Seeking Extreme Fuel Economy

by Stuart Livesey

Back in the late 1960s Sydney was hit with a number of strikes by petrol tanker drivers. For long periods of time – often well over a week – the tanker drivers would go out on strike for high pay. The result of course that petrol stations all over the city eventually ran dry.

To try and conserve fuel supplies the Government introduced a range of measures. These included odds and evens based on the last number in your number plate and governed which days you could by petrol and limiting the maximum amount of fuel you could buy at any one time.

At the same time the papers, television stations and radio stations were handing out plenty of tips on how to get the best possible fuel consumption.

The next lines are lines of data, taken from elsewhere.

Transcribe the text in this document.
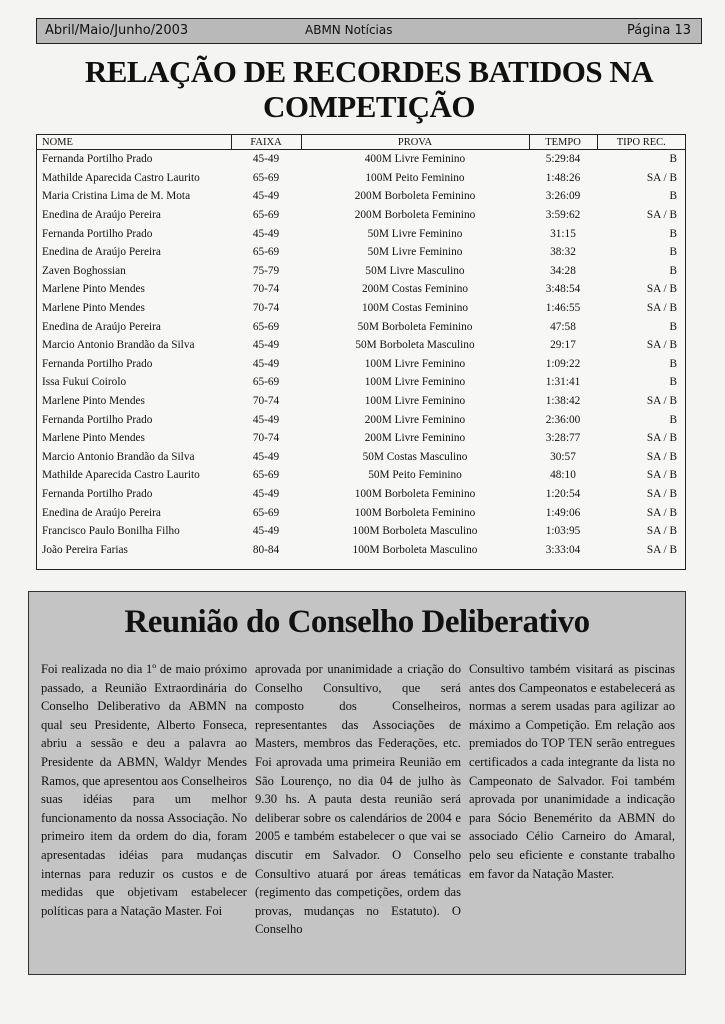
Abril/Maio/Junho/2003	ABMN Notícias	Página 13
RELAÇÃO DE RECORDES BATIDOS NA
COMPETIÇÃO
NOME	FAIXA	PROVA	TEMPO	TIPO REC.
Fernanda Portilho Prado	45-49	400M Livre Feminino	5:29:84	B
Mathilde Aparecida Castro Laurito	65-69	100M Peito Feminino	1:48:26	SA / B
Maria Cristina Lima de M. Mota	45-49	200M Borboleta Feminino	3:26:09	B
Enedina de Araújo Pereira	65-69	200M Borboleta Feminino	3:59:62	SA / B
Fernanda Portilho Prado	45-49	50M Livre Feminino	31:15	B
Enedina de Araújo Pereira	65-69	50M Livre Feminino	38:32	B
Zaven Boghossian	75-79	50M Livre Masculino	34:28	B
Marlene Pinto Mendes	70-74	200M Costas Feminino	3:48:54	SA / B
Marlene Pinto Mendes	70-74	100M Costas Feminino	1:46:55	SA / B
Enedina de Araújo Pereira	65-69	50M Borboleta Feminino	47:58	B
Marcio Antonio Brandão da Silva	45-49	50M Borboleta Masculino	29:17	SA / B
Fernanda Portilho Prado	45-49	100M Livre Feminino	1:09:22	B
Issa Fukui Coirolo	65-69	100M Livre Feminino	1:31:41	B
Marlene Pinto Mendes	70-74	100M Livre Feminino	1:38:42	SA / B
Fernanda Portilho Prado	45-49	200M Livre Feminino	2:36:00	B
Marlene Pinto Mendes	70-74	200M Livre Feminino	3:28:77	SA / B
Marcio Antonio Brandão da Silva	45-49	50M Costas Masculino	30:57	SA / B
Mathilde Aparecida Castro Laurito	65-69	50M Peito Feminino	48:10	SA / B
Fernanda Portilho Prado	45-49	100M Borboleta Feminino	1:20:54	SA / B
Enedina de Araújo Pereira	65-69	100M Borboleta Feminino	1:49:06	SA / B
Francisco Paulo Bonilha Filho	45-49	100M Borboleta Masculino	1:03:95	SA / B
João Pereira Farias	80-84	100M Borboleta Masculino	3:33:04	SA / B
Reunião do Conselho Deliberativo
Foi realizada no dia 1º de maio próximo passado, a Reunião Extraordinária do Conselho Deliberativo da ABMN na qual seu Presidente, Alberto Fonseca, abriu a sessão e deu a palavra ao Presidente da ABMN, Waldyr Mendes Ramos, que apresentou aos Conselheiros suas idéias para um melhor funcionamento da nossa Associação. No primeiro item da ordem do dia, foram apresentadas idéias para mudanças internas para reduzir os custos e de medidas que objetivam estabelecer políticas para a Natação Master. Foi
aprovada por unanimidade a criação do Conselho Consultivo, que será composto dos Conselheiros, representantes das Associações de Masters, membros das Federações, etc. Foi aprovada uma primeira Reunião em São Lourenço, no dia 04 de julho às 9.30 hs. A pauta desta reunião será deliberar sobre os calendários de 2004 e 2005 e também estabelecer o que vai se discutir em Salvador. O Conselho Consultivo atuará por áreas temáticas (regimento das competições, ordem das provas, mudanças no Estatuto). O Conselho
Consultivo também visitará as piscinas antes dos Campeonatos e estabelecerá as normas a serem usadas para agilizar ao máximo a Competição. Em relação aos premiados do TOP TEN serão entregues certificados a cada integrante da lista no Campeonato de Salvador. Foi também aprovada por unanimidade a indicação para Sócio Benemérito da ABMN do associado Célio Carneiro do Amaral, pelo seu eficiente e constante trabalho em favor da Natação Master.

Back in those days I had a Mini and one of the things that I did to conserve fuel – and a lot of other Mini drivers would do too – was to start in third with a quick change up to fourth. It wasn’t ideal but it certainly extended my range beyond anything the guys in 6 cylinder cars were achieving.

But no matter what did to conserve fuel we never quite got to the stage that some Americans have reached. Over there the relatively high cost of fuel has brought out a group known as hypermilers – extreme drivers at the other end of the scale we normally associate with the word ‘extreme’.

These guys will shift into neutral, switch the engine off and coast if they see a red light ahead. They’ll avoid streets with traffic lights and they’ll be what’s known as ‘ridge riders’ – drivers who stick as close as possible to the white line so they don’t drive in the slight ruts in the road caused by all the other traffic.

If they’re that desperate to save on fuel consumption maybe they should just catch a bus?